Independent financial planner Claire Mackay and the Financial Services Inquiry Chair David Murray discusses Limited Recourse Borrowing Arrangements on ABC TV.

Transcript of interview
Ticky Fullerton: The federal government almost made it a clean sweep on the Mari Report announcing it’s accepting 30 of the 31 recommendations made by the financial system inquiry. It’s being interpreted as a big sign that the Turnbull government is determined to make the financial system safer. Despite that, a recommendation to ban borrowing by self-managed superannuation funds was rejected and with the spectre of rising rates in a cooling property market, there are fears super borrowers could be left dangerously exposed. Andrew Robertson reports.

Andrew Robertson: Graham Botrel is one of the one million Australians in a Self Managed Superannuation Fund (SMSF). He’s also a member of the Australian investors association, had lacked the financial system inquiry. He has big reservations about superannuation funds borrowing.

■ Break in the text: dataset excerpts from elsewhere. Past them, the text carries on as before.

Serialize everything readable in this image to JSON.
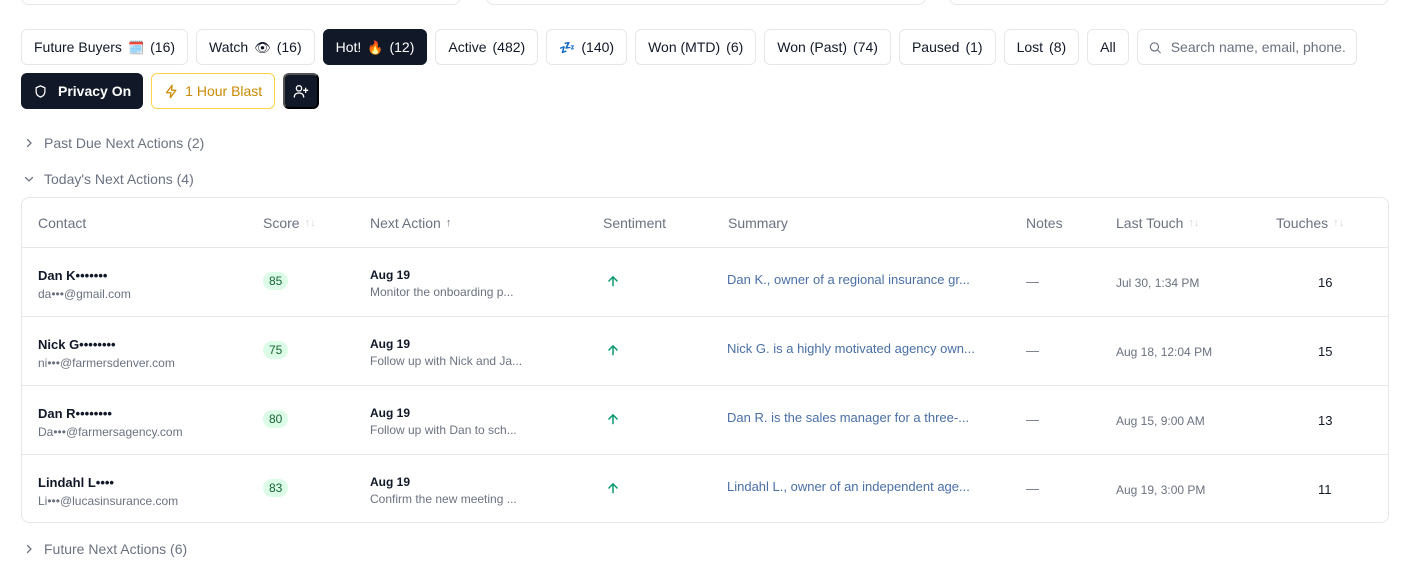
{
  "filters": [
    {
      "label": "Future Buyers",
      "emoji": "🗓️",
      "count": "(16)",
      "active": false
    },
    {
      "label": "Watch",
      "emoji": "👁",
      "count": "(16)",
      "active": false
    },
    {
      "label": "Hot!",
      "emoji": "🔥",
      "count": "(12)",
      "active": true
    },
    {
      "label": "Active",
      "emoji": "",
      "count": "(482)",
      "active": false
    },
    {
      "label": "",
      "emoji": "💤",
      "count": "(140)",
      "active": false
    },
    {
      "label": "Won (MTD)",
      "emoji": "",
      "count": "(6)",
      "active": false
    },
    {
      "label": "Won (Past)",
      "emoji": "",
      "count": "(74)",
      "active": false
    },
    {
      "label": "Paused",
      "emoji": "",
      "count": "(1)",
      "active": false
    },
    {
      "label": "Lost",
      "emoji": "",
      "count": "(8)",
      "active": false
    },
    {
      "label": "All",
      "emoji": "",
      "count": "",
      "active": false
    }
  ],
  "search": {
    "placeholder": "Search name, email, phone..."
  },
  "actions": {
    "privacy_label": "Privacy On",
    "blast_label": "1 Hour Blast"
  },
  "sections": {
    "past_due": "Past Due Next Actions (2)",
    "today": "Today's Next Actions (4)",
    "future": "Future Next Actions (6)"
  },
  "table": {
    "headers": {
      "contact": "Contact",
      "score": "Score",
      "next_action": "Next Action",
      "sentiment": "Sentiment",
      "summary": "Summary",
      "notes": "Notes",
      "last_touch": "Last Touch",
      "touches": "Touches"
    },
    "rows": [
      {
        "name": "Dan K•••••••",
        "email": "da•••@gmail.com",
        "score": "85",
        "date": "Aug 19",
        "next": "Monitor the onboarding p...",
        "sentiment": "up",
        "summary": "Dan K., owner of a regional insurance gr...",
        "notes": "—",
        "last_touch": "Jul 30, 1:34 PM",
        "touches": "16"
      },
      {
        "name": "Nick G••••••••",
        "email": "ni•••@farmersdenver.com",
        "score": "75",
        "date": "Aug 19",
        "next": "Follow up with Nick and Ja...",
        "sentiment": "up",
        "summary": "Nick G. is a highly motivated agency own...",
        "notes": "—",
        "last_touch": "Aug 18, 12:04 PM",
        "touches": "15"
      },
      {
        "name": "Dan R••••••••",
        "email": "Da•••@farmersagency.com",
        "score": "80",
        "date": "Aug 19",
        "next": "Follow up with Dan to sch...",
        "sentiment": "up",
        "summary": "Dan R. is the sales manager for a three-...",
        "notes": "—",
        "last_touch": "Aug 15, 9:00 AM",
        "touches": "13"
      },
      {
        "name": "Lindahl L••••",
        "email": "Li•••@lucasinsurance.com",
        "score": "83",
        "date": "Aug 19",
        "next": "Confirm the new meeting ...",
        "sentiment": "up",
        "summary": "Lindahl L., owner of an independent age...",
        "notes": "—",
        "last_touch": "Aug 19, 3:00 PM",
        "touches": "11"
      }
    ]
  },
  "colors": {
    "accent": "#111827",
    "score_bg": "#dcfce7",
    "score_text": "#166534",
    "sentiment_up": "#059669",
    "summary_link": "#4a6fa5",
    "blast": "#ca8a04"
  }
}
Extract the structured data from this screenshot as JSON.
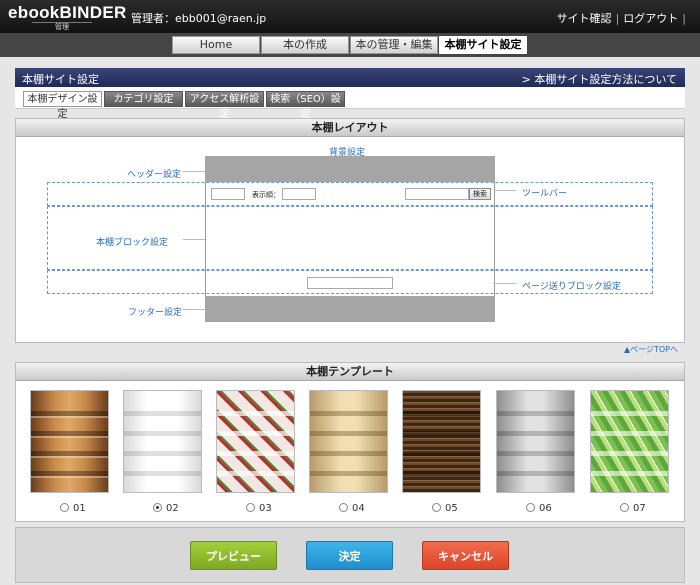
{
  "header": {
    "logo": "ebookBINDER",
    "logo_sub": "管理",
    "admin_label": "管理者：ebb001@raen.jp",
    "site_check": "サイト確認",
    "logout": "ログアウト"
  },
  "nav": {
    "tabs": [
      {
        "label": "Home"
      },
      {
        "label": "本の作成"
      },
      {
        "label": "本の管理・編集"
      },
      {
        "label": "本棚サイト設定",
        "active": true
      }
    ]
  },
  "section": {
    "title": "本棚サイト設定",
    "help_link": "> 本棚サイト設定方法について"
  },
  "subtabs": [
    {
      "label": "本棚デザイン設定",
      "active": true
    },
    {
      "label": "カテゴリ設定"
    },
    {
      "label": "アクセス解析設定"
    },
    {
      "label": "検索（SEO）設定"
    }
  ],
  "layout_panel": {
    "title": "本棚レイアウト",
    "background_setting": "背景設定",
    "header_setting": "ヘッダー設定",
    "toolbar": "ツールバー",
    "block_setting": "本棚ブロック設定",
    "pager_setting": "ページ送りブロック設定",
    "footer_setting": "フッター設定",
    "sort_label": "表示順：",
    "search_button": "検索"
  },
  "page_top": "▲ページTOPへ",
  "template_panel": {
    "title": "本棚テンプレート",
    "options": [
      {
        "label": "01",
        "selected": false
      },
      {
        "label": "02",
        "selected": true
      },
      {
        "label": "03",
        "selected": false
      },
      {
        "label": "04",
        "selected": false
      },
      {
        "label": "05",
        "selected": false
      },
      {
        "label": "06",
        "selected": false
      },
      {
        "label": "07",
        "selected": false
      }
    ]
  },
  "actions": {
    "preview": "プレビュー",
    "ok": "決定",
    "cancel": "キャンセル"
  },
  "colors": {
    "preview": "#8cba2e",
    "ok": "#2fa3dd",
    "cancel": "#e85538",
    "section_bar": "#2b3566",
    "link": "#2a6ebb"
  }
}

Graham Botrel: I just worry that people will go into that without considering all the pitfalls and the traps and without adequate advice and get themselves into trouble.

Andrew Robertson: Since the Howard government allowed superannuation funds to borrow again in 2007, Self Managed Super Funds Funds (SMSF) have racked up loans against property worth $14 billion evenly split between commercial and residential. That’s out of a total of $88 billion of property held by self managed super funds.

Independent financial planner Claire Mackay: If the property value is 60% borrowed, then that’s okay but if it’s 100% or even a little bit more than 100% to cover the legal and other costs associated with borrowing, then that’s highly risky.

Andrew Robertson: Unfortunately, the tax office which regulates Self Managed Superannuation Funds doesn’t release figures on borrowing against individual properties, which Claire McKay thinks is a big weakness.

Independent financial planner Claire Mackay: We need to be confident that the risks people are taking with their retirement savings and, at the moment, we don’t have a clear understanding of the true risk in the system.

Andrew Robertson: It’s one reason why the man who chaired the financial system inquiry remains adamant that borrowing by superannuation funds should not be allowed.

David Murray: Leverage magnifies risk on the upside and downside and, therefore, it’s not appropriate to add that other liar of risk also in the superannuation sector.

Andrew Robertson: And two big risks facing leverage superannuation funds are that record low interest rates will rise and that the over-heated property market will fall. While David Murray is disappointed with the government’s rejection of his recommendation on borrowing, he remains encouraged by its plans to closely monitor that decision over the next three years.

David Murray: Our view about direct borrowing in superannuation funds across the superannuation system was about risk and systemic concerns. So, it wasn’t specifically targeted at Self Managed Super Funds.

Andrew Robertson: But it’s Self Managed Superannuation Funds where debt is the biggest issue, particularly with spruikers out in force encouraging people into property, often at inflated prices with very high commissions. Two years ago, we highlighted New South Wales based Park Trent properties which has advised nearly 900 people to set up super funds to buy home units and town houses. Back then, Park Trent boss Ronald Cross strongly defended his position.

Reginald Cross: We’re an icon. We do a great deal for Australians and to call us anything other than a business enterprise, I think that’s a cheap shot.

Andrew Robertson: Not according to the supreme court of new South Wales. On the day the government released its response to the financial system inquiry, the court put a stop to Park Trent’s business because it had been giving advice without holding a financial services license.

Andrea Slattery: We need to make sure that anybody who is providing that kind of advice is actually forwarded on to the appropriate regulator, such as ASIC and the ASIC can deal with them.

Andrew Robertson: Having said that, though, Andrea Slattery thinks the government was right not to ban borrowing by super funds.

Andrea Slattery: It’s so small and that if it’s controlled with the appropriate guidelines and the appropriate licensing arrangements, then people should be able to get the appropriate advice if it’s in the best interest of that client.

Andrew Robertson: As he enjoys his hobbies in retirement, Graham Botrel says the bottom line is retirees have to protect themselves.

Graham Botrel: You need to get some education and work out how you’re actually gonna do that for the next 20 or 30 years.

Andrew Robertson: The alternative is your retirement running right off the rails.